Spy in the Dead Cast
Maya regretted everything. Especially the spinach. That green mess was currently wedged between her front teeth, a neon flag announcing I'm a loser to everyone at theater rehearsal.
"You're on as zombie #4," called Marcus, the student director who was way too hot to be ordering people around. "Remember: you're not just walking dead, you're *hungry* dead."
Maya groaned. She'd only joined the play because Layla—her best friend who'd abandoned her for the volleyball team—had signed up. Now Layla was at practice while Maya was shuffling across stage in gray face paint, moaning about brains.
She wasn't even supposed to be a zombie. She'd been cast as a tree. But when the original zombie #4 got mono, Mr. Harrison had volunteered her without asking.
But here was the thing nobody knew: Maya had become a spy.
Every day at lunch, she'd positioned herself in the far corner of the cafeteria, earbuds in (no music), sketchbook open (blank pages), watching Marcus. Not in a creepy way. Okay, maybe a little. She'd memorized how he leaned his chair back on two legs, how he twisted his pen when he was thinking, how he laughed with his whole body. She'd collected these details like they were gold.
Because last week, she'd overheard him talking to Mr. Harrison about wanting to be a director. About having all these ideas but being too afraid to share them.
And Maya got that. She got it so bad it hurt.
She'd been writing her own stories for years—notebooks hidden under her bed, files buried in password-protected folders. But showing them to someone? Might as well jump off the school roof.
"Places everyone!"
Maya shuffled to her mark, practicing her best undead stagger. The scene was the big zombie chase—her cue was to stumble out from behind the cardboard graveyard and groan dramatically while the main characters ran for their lives.
She was mid-moan when she saw it: Marcus's notebook.

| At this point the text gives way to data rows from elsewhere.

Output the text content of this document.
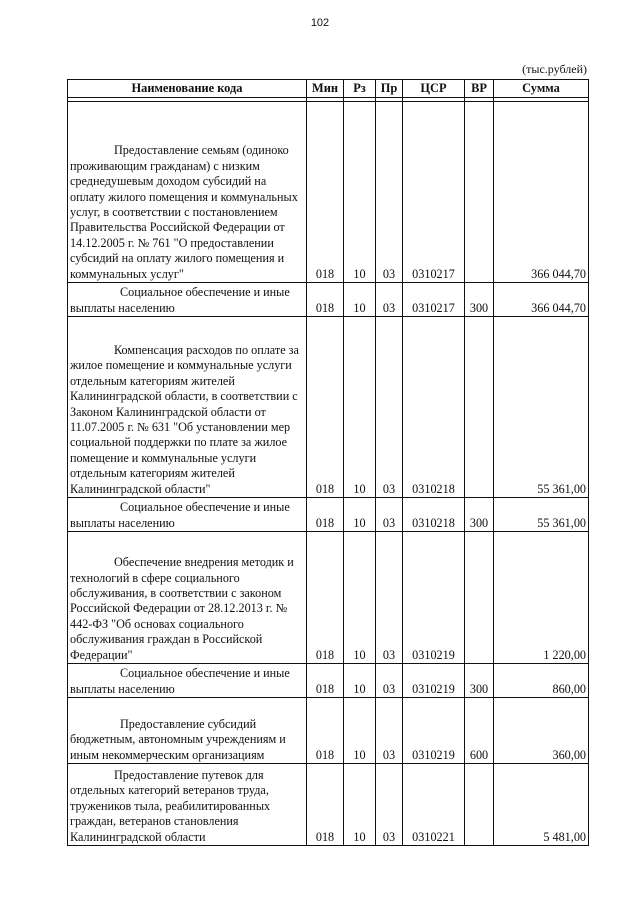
102
(тыс.рублей)
Наименование кода	Мин	Рз	Пр	ЦСР	ВР	Сумма

Предоставление семьям (одиноко проживающим гражданам) с низким среднедушевым доходом субсидий на оплату жилого помещения и коммунальных услуг, в соответствии с постановлением Правительства Российской Федерации от 14.12.2005 г. № 761 "О предоставлении субсидий на оплату жилого помещения и коммунальных услуг"	018	10	03	0310217		366 044,70
Социальное обеспечение и иные выплаты населению	018	10	03	0310217	300	366 044,70
Компенсация расходов по оплате за жилое помещение и коммунальные услуги отдельным категориям жителей Калининградской области, в соответствии с Законом Калининградской области от 11.07.2005 г. № 631 "Об установлении мер социальной поддержки по плате за жилое помещение и коммунальные услуги отдельным категориям жителей Калининградской области"	018	10	03	0310218		55 361,00
Социальное обеспечение и иные выплаты населению	018	10	03	0310218	300	55 361,00
Обеспечение внедрения методик и технологий в сфере социального обслуживания, в соответствии с законом Российской Федерации от 28.12.2013 г. № 442-ФЗ "Об основах социального обслуживания граждан в Российской Федерации"	018	10	03	0310219		1 220,00
Социальное обеспечение и иные выплаты населению	018	10	03	0310219	300	860,00
Предоставление субсидий бюджетным, автономным учреждениям и иным некоммерческим организациям	018	10	03	0310219	600	360,00
Предоставление путевок для отдельных категорий ветеранов труда, тружеников тыла, реабилитированных граждан, ветеранов становления Калининградской области	018	10	03	0310221		5 481,00
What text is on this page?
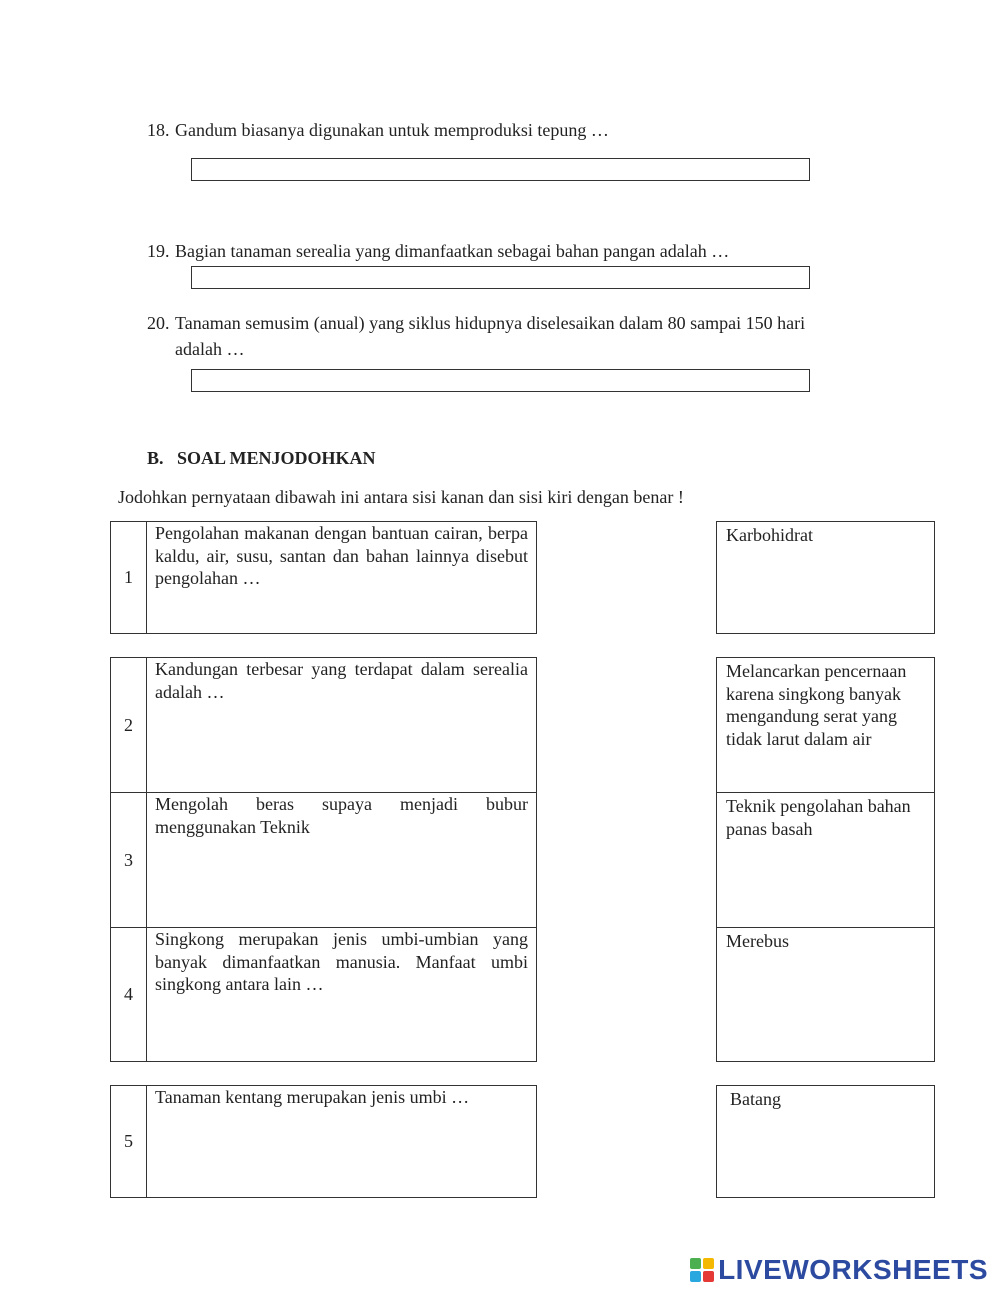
18. Gandum biasanya digunakan untuk memproduksi tepung …
19. Bagian tanaman serealia yang dimanfaatkan sebagai bahan pangan adalah …
20. Tanaman semusim (anual) yang siklus hidupnya diselesaikan dalam 80 sampai 150 hari
adalah …
B. SOAL MENJODOHKAN
Jodohkan pernyataan dibawah ini antara sisi kanan dan sisi kiri dengan benar !
1
Pengolahan makanan dengan bantuan cairan, berpa kaldu, air, susu, santan dan bahan lainnya disebut pengolahan …
2
Kandungan terbesar yang terdapat dalam serealia adalah …
3
Mengolah beras supaya menjadi bubur menggunakan Teknik
4
Singkong merupakan jenis umbi-umbian yang banyak dimanfaatkan manusia. Manfaat umbi singkong antara lain …
5
Tanaman kentang merupakan jenis umbi …
Karbohidrat
Melancarkan pencernaan karena singkong banyak mengandung serat yang tidak larut dalam air
Teknik pengolahan bahan panas basah
Merebus
Batang
LIVEWORKSHEETS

Open on the director's table. Pages filled with notes, camera angles, dialogue tweaks—his actual vision for the play. The vision he'd been too scared to share with anyone.
Her zombie brain stopped working. This wasn't just spying anymore. This was stealing someone's secrets.
But as she lurched past the table, something caught her eye. A Post-it note on top of the page: *"Ask Maya about her writing. She's got that writer vibe."*
Maya froze. The prompter hissed at her to keep moving.
Marcus had noticed her. Marcus—Mr. I-Have-Vision-But-I'm-Scared—thought *she* had something worth saying.
"Cut!" Mr. Harrison called. "Zombie #4, you're standing still. Dead people don't stand still."
"Maybe this one does," Marcus said, grinning at her. "Maybe she's having a moment."
The spinach was still stuck in her teeth. She had gray paint smudged on her chin. She was supposed to be hungry for brains, but for the first time in forever, Maya felt completely, terrifyingly alive.